The Iowa State Supreme Court considered the same question in Des Moines Rug Cleaning Co. v. Automobile Underwriters, 245 N.W. 215 (Iowa 1932). In that case the insurance company was denying coverage for a Mr. Wingert, who was driving the rug cleaning company's truck at the time of the accident, because he was not licensed as a chauffeur in the state of Iowa. Mr. Wingert's duties consisted of cleaning rugs, remodeling and making over carpets. He also performed a number of miscellaneous functions at the rug cleaning company. His duties and employment did not include the driving of a company vehicle except on those occasions when the regular driver was absent or on vacation. At the time of the accident the regular driver was on a vacation and Mr. Wingert was driving the truck in his absence. The court in concluding that it was not necessary for Mr. Wingert to be licensed as a chauffeur pointed out that his monthly salary was compensation for services rendered by him in the cleaning, making and laying of rugs, carpeting and linoleums -not compensation for running the truck, and the driving of the truck was not a part of his regular duties or employment but was only incidental to that regular employment. The court specifically stated at page 218:
"This is a case of first impression in this state upon the question presented, but the question has been passed upon in other jurisdictions relative to a similar statute. See Matthews v. State, 85 Tex. Cr. R. 469, 214 S.W. 330; People v. Dennis (Co, Ct,) 166 N.Y.S. 318; Day v. Bush, 18 La. App. 682, 139 So. 42; 42 C.J. 743. The import of the decisions upon this question is that the term 'chauffeur' as used in the statutes, requiring a person [[Orig. Op. Page 10]] who desires to operate a motor vehicle as a chauffeur first to obtain a chauffeur's license, means a paid operator or employee, that is, a person who is employed and paid by the owner of a motor vehicle to drive and attend to the car; and does not include operators who are not employed and paid for operating the motor vehicle, and therefore does not include an employee who receives his compensation for services rendered other than the operation of motor vehicles, although in performing such services he may incidentally operate a motor vehicle. See, 42 C.J. 743."
Another case that should be considered is State v. Wimmer, 186 S.E. 133 (W.Va. 1936), which also reversed a conviction of driving without a chauffeur's license. Mr. Wimmer, the defendant, was employed as a field superintendent of an oil company and his employment required him to visit various sites which were leased by his employer. In order to visit those sites he used an automobile which was furnished by his employer and occasionally he would haul various materials to job sites in the vehicle. The court concluded that the operation of the vehicle was merely incidental and not a part of his employment. In reaching that conclusion the court specifically stated at page 134:
"Statutes of the kind under consideration must be strictly construed, and not extended by implication to persons not coming clearly within their terms. . . ."

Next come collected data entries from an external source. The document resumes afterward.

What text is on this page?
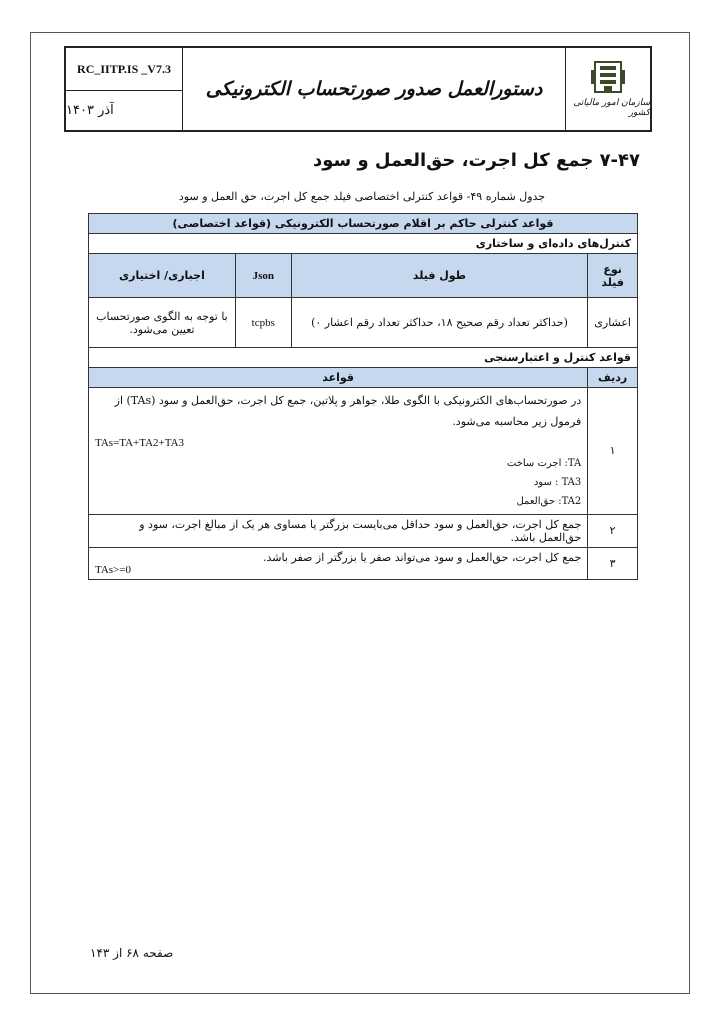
RC_IITP.IS _V7.3
آذر ۱۴۰۳
دستورالعمل صدور صورتحساب الکترونیکی
سازمان امور مالیاتی کشور
۷-۴۷ جمع کل اجرت، حق‌العمل و سود
جدول شماره ۴۹- قواعد کنترلی اختصاصی فیلد جمع کل اجرت، حق العمل و سود
قواعد کنترلی حاکم بر اقلام صورتحساب الکترونیکی (قواعد اختصاصی)			
کنترل‌های داده‌ای و ساختاری			
نوع فیلد	طول فیلد	Json	اجباری/ اختیاری
اعشاری	(حداکثر تعداد رقم صحیح ۱۸، حداکثر تعداد رقم اعشار ۰)	tcpbs	با توجه به الگوی صورتحساب تعیین می‌شود.
قواعد کنترل و اعتبارسنجی			
ردیف	قواعد		
۱	در صورتحساب‌های الکترونیکی با الگوی طلا، جواهر و پلاتین، جمع کل اجرت، حق‌العمل و سود (TAs) از فرمول زیر محاسبه می‌شود.
TAs=TA+TA2+TA3
TA: اجرت ساخت
TA3 : سود
TA2: حق‌العمل		

۲	جمع کل اجرت، حق‌العمل و سود حداقل می‌بایست بزرگتر یا مساوی هر یک از مبالغ اجرت، سود و حق‌العمل باشد.		
۳	جمع کل اجرت، حق‌العمل و سود می‌تواند صفر یا بزرگتر از صفر باشد.
TAs>=0		
صفحه ۶۸ از ۱۴۳
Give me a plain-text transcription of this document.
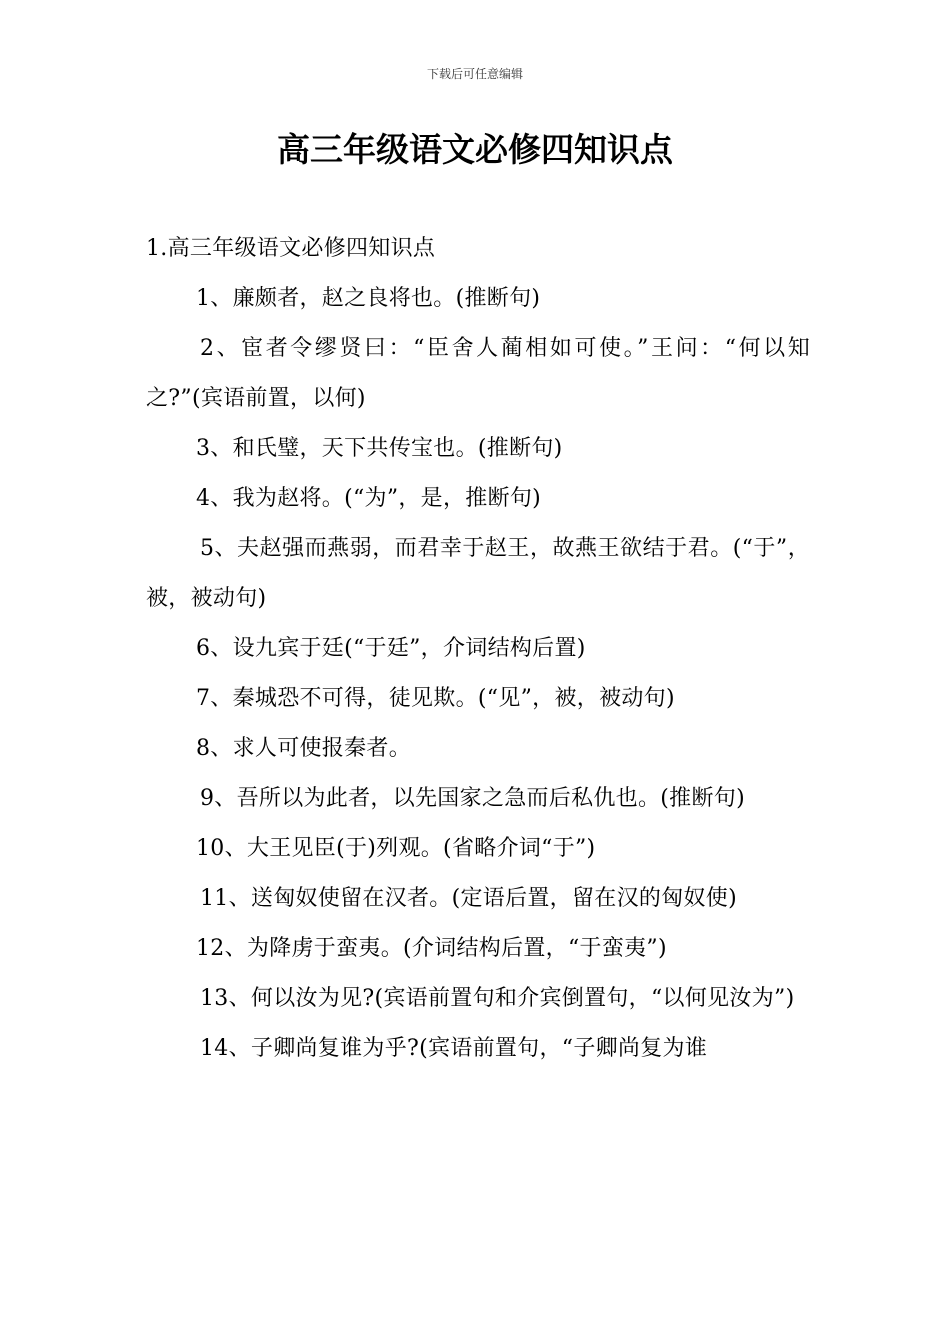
下载后可任意编辑
高三年级语文必修四知识点

1.高三年级语文必修四知识点

1、廉颇者，赵之良将也。(推断句)

2、宦者令缪贤曰：“臣舍人蔺相如可使。”王问：“何以知之?”(宾语前置，以何)

3、和氏璧，天下共传宝也。(推断句)

4、我为赵将。(“为”，是，推断句)

5、夫赵强而燕弱，而君幸于赵王，故燕王欲结于君。(“于”，被，被动句)

6、设九宾于廷(“于廷”，介词结构后置)

7、秦城恐不可得，徒见欺。(“见”，被，被动句)

8、求人可使报秦者。

9、吾所以为此者，以先国家之急而后私仇也。(推断句)

10、大王见臣(于)列观。(省略介词“于”)

11、送匈奴使留在汉者。(定语后置，留在汉的匈奴使)

12、为降虏于蛮夷。(介词结构后置，“于蛮夷”)

13、何以汝为见?(宾语前置句和介宾倒置句，“以何见汝为”)

14、子卿尚复谁为乎?(宾语前置句，“子卿尚复为谁
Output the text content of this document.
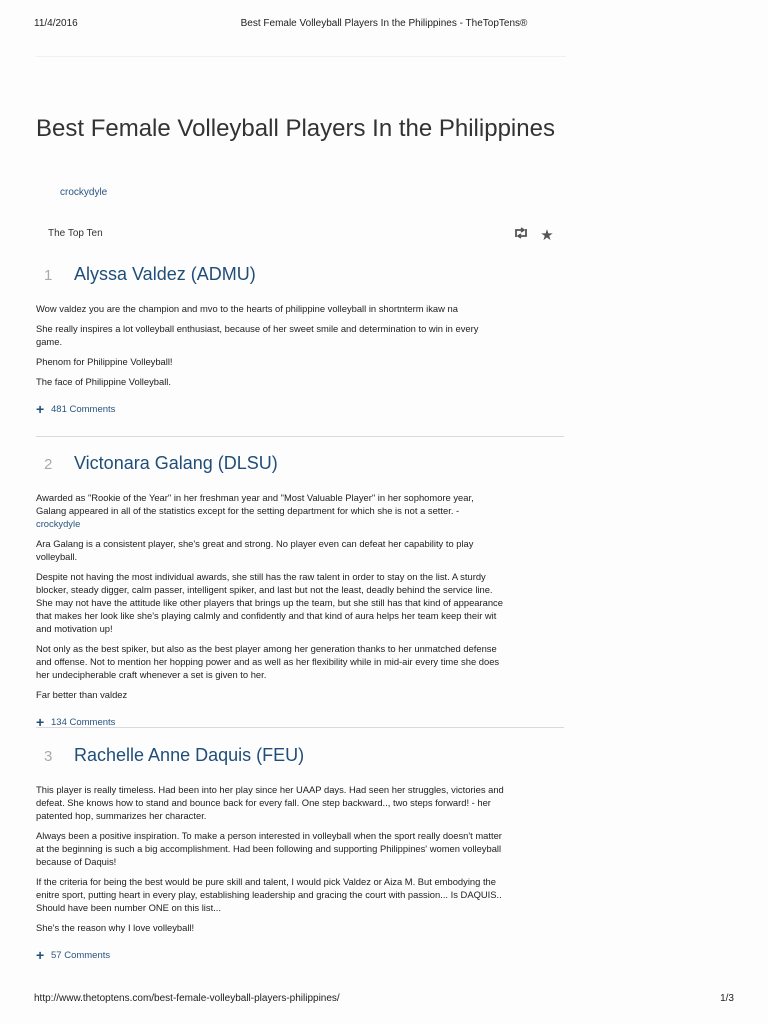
11/4/2016	Best Female Volleyball Players In the Philippines - TheTopTens®
Best Female Volleyball Players In the Philippines
crockydyle
The Top Ten	★
1	Alyssa Valdez (ADMU)

Wow valdez you are the champion and mvo to the hearts of philippine volleyball in shortnterm ikaw na

She really inspires a lot volleyball enthusiast, because of her sweet smile and determination to win in every game.

Phenom for Philippine Volleyball!

The face of Philippine Volleyball.

+ 481 Comments
2	Victonara Galang (DLSU)

Awarded as "Rookie of the Year" in her freshman year and "Most Valuable Player" in her sophomore year, Galang appeared in all of the statistics except for the setting department for which she is not a setter. - crockydyle

Ara Galang is a consistent player, she's great and strong. No player even can defeat her capability to play volleyball.

Despite not having the most individual awards, she still has the raw talent in order to stay on the list. A sturdy blocker, steady digger, calm passer, intelligent spiker, and last but not the least, deadly behind the service line. She may not have the attitude like other players that brings up the team, but she still has that kind of appearance that makes her look like she's playing calmly and confidently and that kind of aura helps her team keep their wit and motivation up!

Not only as the best spiker, but also as the best player among her generation thanks to her unmatched defense and offense. Not to mention her hopping power and as well as her flexibility while in mid-air every time she does her undecipherable craft whenever a set is given to her.

Far better than valdez

+ 134 Comments
3	Rachelle Anne Daquis (FEU)

This player is really timeless. Had been into her play since her UAAP days. Had seen her struggles, victories and defeat. She knows how to stand and bounce back for every fall. One step backward.., two steps forward! - her patented hop, summarizes her character.

Always been a positive inspiration. To make a person interested in volleyball when the sport really doesn't matter at the beginning is such a big accomplishment. Had been following and supporting Philippines' women volleyball because of Daquis!

If the criteria for being the best would be pure skill and talent, I would pick Valdez or Aiza M. But embodying the enitre sport, putting heart in every play, establishing leadership and gracing the court with passion... Is DAQUIS.. Should have been number ONE on this list...

She's the reason why I love volleyball!

+ 57 Comments
http://www.thetoptens.com/best-female-volleyball-players-philippines/	1/3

With this last judicial observation, we have come full circle - back again to the penal statute rule of strict construction. Therefore, giving effect to this rule and approaching the Washington statute here under consideration in much the same manner as the courts in these several "chauffeurs' license" cases approached their particular statutes, we conclude that the proper construction to be given to RCW 46.20.440 is that in order to be operating a motor vehicle "for compensation" within the meaning of this statute, it is necessary that a person's operation of a vehicle (of the type to which the statute applies) be a distinct employment duty for which compensation is paid, and not a mere incidental or occasional part of his job.
[[Orig. Op. Page 11]]
Hence, we answer your general question, as paraphrased, in the affirmative. From this it follows, with respect to the several different factual situations described in your letter, that:
(1) An individual who is being compensated to operate a vehicle such as a professional truck driver is obviously subject to the provisions of RCW 46.20.440; his distinct job is to drive the truck.
(2) If a person is employed for two hours as a school bus driver and for six hours as a janitor, then he is required to obtain the special endorsement because his employment as a school bus driver is distinct from, and not "incidental" to, his employment as a janitor.
(3) A person whose compensation is in no way based on any driving he might do, who in fact does drive a vehicle incidental to his employment but not as an integral part thereof, is not subject to the endorsement requirement.
(4) In response to your example of a person whose principal occupation is other than operating a vehicle of the type requiring an endorsement but who in the course of his employment may occasionally drive such a vehicle (e.g., a lineman for a power company or utility district) we must conclude that his presents a factual question. As we have indicated in the preceding section it is necessary to determine whether the driving activities are a distinct part of, or only incidental to, the regular occupational duties. If such activities are only incidental, and the individual is not compensated for the driving activity as such, then he would not be subject to the endorsement requirement. However if the individual is receiving some form of premium pay because of the fact that he is driving in addition to his other employment duties, then he would be required to obtain the endorsement.
[[Orig. Op. Page 12]]
We trust the foregoing will be of assistance to you.
Very truly yours,
JOHN J. O'CONNELL
EDWARD B. MACKIE
Assistant Attorney General
*** FOOTNOTES ***
1/We should point out that neither of these 1967 enactments created a new "special driver's license" but rather simply provided for an endorsement on the existing drivers' licenses. Accordingly, those persons who are exempt from the requirement of an operator's license under RCW 46.20.025, are also exempt from these endorsement requirements.
2/This section of the act requires the director of motor vehicles to:
:. . . adopt rules and regulations and standards and specifications pertaining to:
"(1) A determination of what types of vehicles require special skills for the operation thereof, taking into consideration the extent to which a special knowledge of traffic laws pertaining to the type of vehicle and a special ability to maneuver such vehicles is necessary for the safe operation of the vehicle both alone and in relationship to other types of vehicles on the road;
"(2) The establishment of reasonable classifications within one vehicle category or among several categories for the purpose of either requiring or not requiring a special skill test;
"(3) The establishment of the type of examinations to be given, taking into consideration that certain categories of equipment may require a more comprehensive testing than others. The director may, however, allow the substitution of a training course or examination given by common carriers or other persons in lieu of the department's examination, if it meets the standards required by the department."
3/Senate Journal, 1967, p. 608. In the light of the fact that Senator Woodhall was one of the two sponsors of this act, his comments should be given considerable weight in ascertaining the legislative purpose.
4/Black's Law Dictionary, 4th Ed., p. 354.
5/Webster's Dictionary, p. 463.
6/In this connection, RCW 46.64.050 expressly declares that "It shall be a misdemeanor for any person to violate any of the provisions of this title unless violation is by this title or other law of this state declared to be a felony or a gross misdemeanor."
7/Resort to this source in order to ascertain legislative intent is clearly consistent with the rule enunciated by the court in Lynch v. Dept. of Labor & Industries, 19 Wn.2d 802, 145 P.2d 265 (1944).